MIT engineers have developed a paper-thin loudspeaker that can turn any surface into an active audio source.
This thin-film loudspeaker produces sound with minimal distortion while using a fraction of the energy required by a traditional loudspeaker. The hand-sized loudspeaker the team demonstrated, which weighs about as much as a dime, can generate high-quality sound no matter what surface the film is bonded to.
To achieve these properties, the researchers pioneered a deceptively simple fabrication technique, which requires only three basic steps and can be scaled up to produce ultrathin loudspeakers large enough to cover the inside of an automobile or to wallpaper a room.
Used this way, the thin-film loudspeaker could provide active noise cancellation in clamorous environments, such as an airplane cockpit, by generating sound of the same amplitude but opposite phase; the two sounds cancel each other out. The flexible device could also be used for immersive entertainment, perhaps by providing three-dimensional audio in a theater or theme park ride. And because it is lightweight and requires such a small amount of power to operate, the device is well-suited for applications on smart devices where battery life is limited.
It can be used anywhere. One just needs a smidgeon of electrical power to run it,” says Vladimir Bulović, the Fariborz Maseeh Chair in Emerging Technology, leader of the Organic and Nanostructured Electronics Laboratory (ONE Lab), director of MIT.nano, and senior author of the paper.
Bulović wrote the paper with lead author Jinchi Han, a ONE Lab postdoc, and co-senior author Jeffrey Lang, the Vitesse Professor of Electrical Engineering. The research is published today in IEEE Transactions of Industrial Electronics.
The new loudspeaker simplifies the speaker design by using a thin film of a shaped piezoelectric material that moves when voltage is applied over it, which moves the air above it and generates sound.
HOW THEY MADE IT WORK
Most thin-film loudspeakers are designed to be freestanding because the film must bend freely to produce sound. Mounting these loudspeakers onto a surface would impede the vibration and hamper their ability to generate sound.
To overcome this problem, the MIT team rethought the design of a thin-film loudspeaker. Rather than having the entire material vibrate, their design relies on tiny domes on a thin layer of piezoelectric material which each vibrate individually.
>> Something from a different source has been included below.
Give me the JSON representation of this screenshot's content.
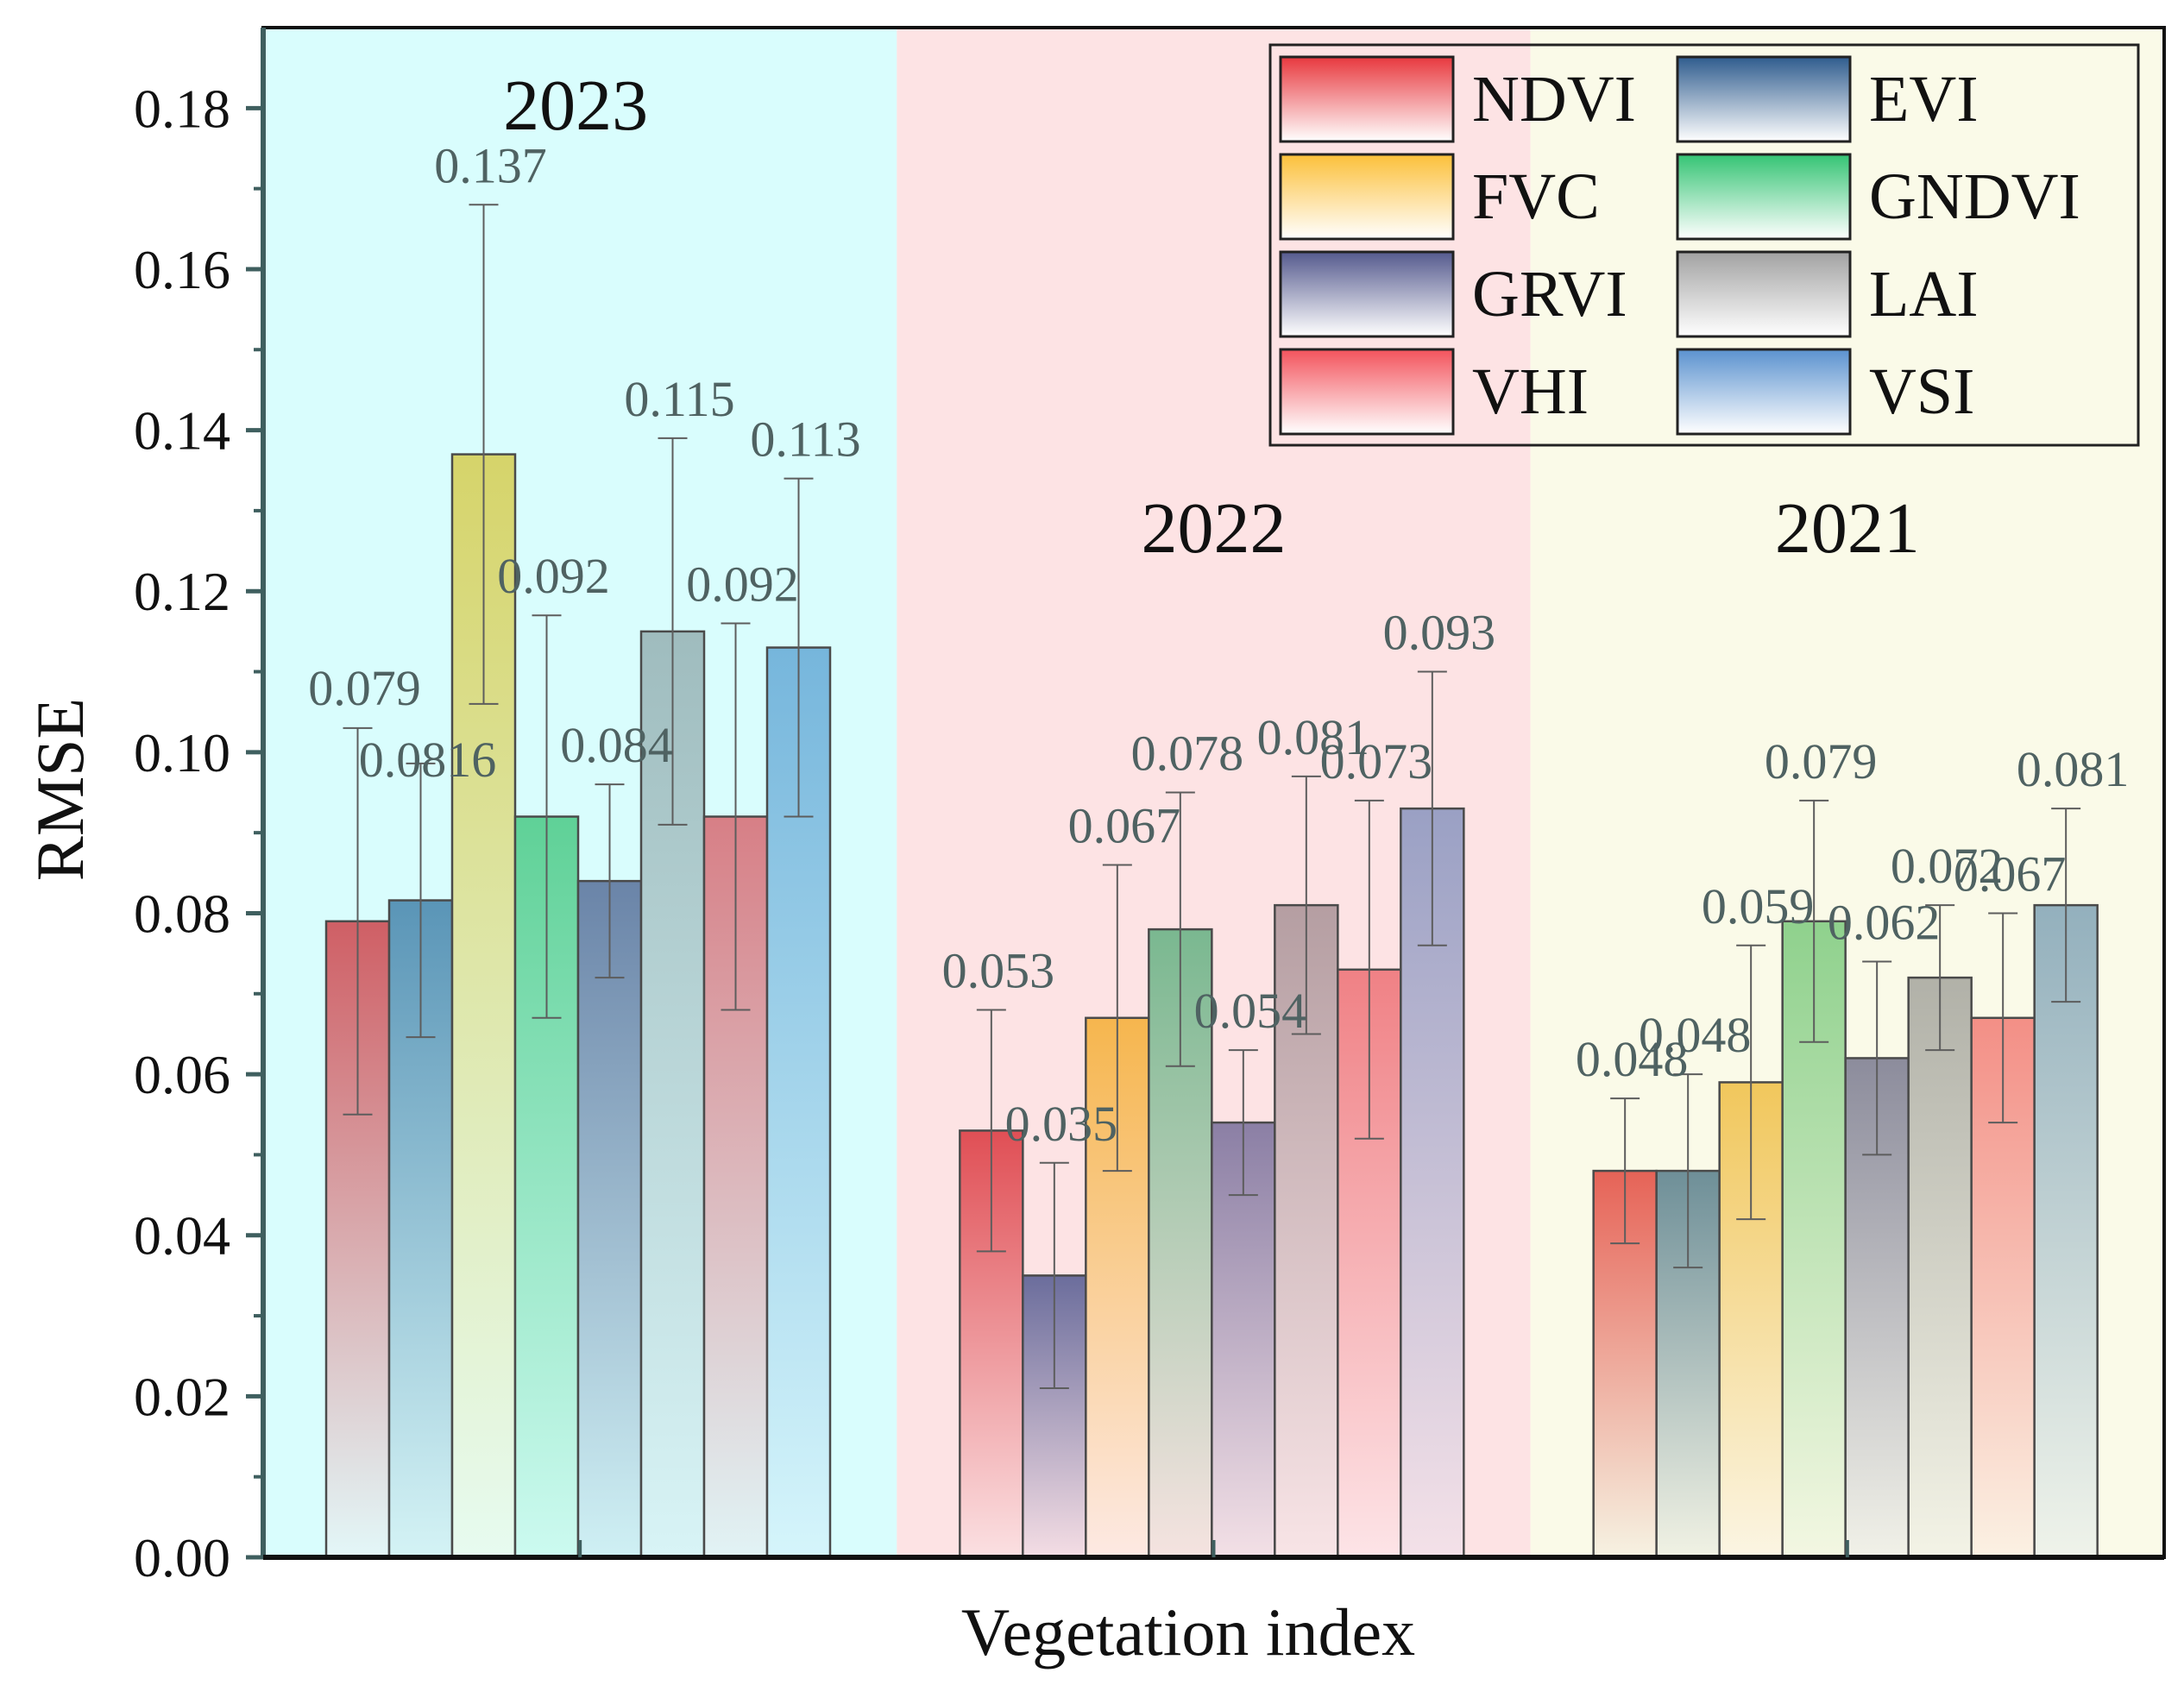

These domes, each only a few hair-widths across, are surrounded by spacer layers on the top and bottom of the film that protect them from the mounting surface while still enabling them to vibrate freely. The same spacer layers protect the domes from abrasion and impact during day-to-day handling, enhancing the loudspeaker’s durability.
HOW THEY BUILT IT
To build the loudspeaker, the researchers used a laser to cut tiny holes into a thin sheet of PET, which is a type of lightweight plastic. They laminated the underside of that perforated PET layer with a very thin film (as thin as 8 microns) of piezoelectric material, called PVDF. Then they applied vacuum above the bonded sheets and a heat source, at 80 degrees Celsius, underneath them. Because the PVDF layer is so thin, the pressure difference created by the vacuum and heat source caused it to bulge. The PVDF can’t force its way through the PET layer, so tiny domes protrude in areas where they aren’t blocked by PET. These protrusions self-align with the holes in the PET layer. The researchers then laminate the other side of the PVDF with another PET layer to act as a spacer between the domes and the bonding surface.